G-Kup says its pod retains the rigid cup. But instead of plastic, it’s made of bagasse, or sugarcane fibre, lined with Ingeo, a trademarked brand name of NatureWorks for a range of bioplastics made from sugar.
The combination allows the cup to withstand the heat, liquid and pressure required to brew a cup of coffee within 32 seconds, says G-Kup chief executive officer Darren Footz.
“Single serve coffee has seen such explosive growth,” said Footz, former CEO of Granville Island Coffee, “We couldn’t afford to ignore it. But the downside is these little cups can’t be recycled or composted.”
Mother Parkers in Mississauga is aiming to package all of its single serve coffee brands in a recyclable cup by 2016.
Keurig Green Mountain, meanwhile, has committed to ensuring that 100 per cent of its K-Cup pods are recyclable by 2020, the company said in a emailed statement attributed to Stéphane Glorieux, president, Keurig Canada
Some of the issues facing the makers of compostable cups could include maintaining freshness. Also, many products that make compostable claims don’t degrade in home settings.

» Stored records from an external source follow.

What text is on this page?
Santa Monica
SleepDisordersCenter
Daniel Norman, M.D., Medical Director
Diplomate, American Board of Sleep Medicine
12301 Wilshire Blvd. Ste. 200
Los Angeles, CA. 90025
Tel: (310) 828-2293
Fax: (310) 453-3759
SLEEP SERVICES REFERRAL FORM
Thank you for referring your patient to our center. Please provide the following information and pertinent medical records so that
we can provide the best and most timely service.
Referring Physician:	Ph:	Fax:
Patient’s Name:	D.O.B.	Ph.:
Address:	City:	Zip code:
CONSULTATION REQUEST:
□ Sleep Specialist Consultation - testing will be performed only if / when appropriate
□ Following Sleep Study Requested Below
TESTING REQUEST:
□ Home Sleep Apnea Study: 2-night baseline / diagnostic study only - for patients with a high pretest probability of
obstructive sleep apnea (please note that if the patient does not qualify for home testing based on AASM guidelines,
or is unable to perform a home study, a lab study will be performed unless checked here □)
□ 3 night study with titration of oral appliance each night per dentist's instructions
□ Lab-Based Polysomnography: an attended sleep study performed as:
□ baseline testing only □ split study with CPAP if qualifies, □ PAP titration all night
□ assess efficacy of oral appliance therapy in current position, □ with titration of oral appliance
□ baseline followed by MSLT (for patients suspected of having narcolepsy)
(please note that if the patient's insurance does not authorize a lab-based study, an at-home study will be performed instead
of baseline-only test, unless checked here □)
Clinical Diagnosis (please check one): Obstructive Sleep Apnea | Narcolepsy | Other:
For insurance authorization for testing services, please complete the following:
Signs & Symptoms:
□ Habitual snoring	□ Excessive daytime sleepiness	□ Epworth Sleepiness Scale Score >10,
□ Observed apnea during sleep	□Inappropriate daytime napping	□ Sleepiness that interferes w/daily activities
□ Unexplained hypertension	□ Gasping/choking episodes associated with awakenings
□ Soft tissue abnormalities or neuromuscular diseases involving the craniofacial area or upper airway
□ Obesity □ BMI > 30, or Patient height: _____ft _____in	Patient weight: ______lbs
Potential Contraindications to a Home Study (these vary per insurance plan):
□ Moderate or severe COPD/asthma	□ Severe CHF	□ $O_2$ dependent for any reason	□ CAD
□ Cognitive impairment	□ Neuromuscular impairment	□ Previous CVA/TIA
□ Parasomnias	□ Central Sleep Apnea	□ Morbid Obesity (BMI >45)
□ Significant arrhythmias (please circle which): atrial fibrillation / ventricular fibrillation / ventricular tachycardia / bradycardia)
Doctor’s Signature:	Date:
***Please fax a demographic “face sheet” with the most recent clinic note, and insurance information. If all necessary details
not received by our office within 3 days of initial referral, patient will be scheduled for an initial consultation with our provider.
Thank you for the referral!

In B.C., Keurig said it’s working with Van Houtte Coffee Services to divert millions of K-Cup pods from local landfill by sending them to local partners who give them a second life.
But for people like Hachey, Keurig’s commitment to recyclable cups is too little too late. And, in fact, it’s going in the wrong direction.
“People won’t recycle them because they won’t take the time to take them apart,” he says. “You need something you can just throw away naturally.”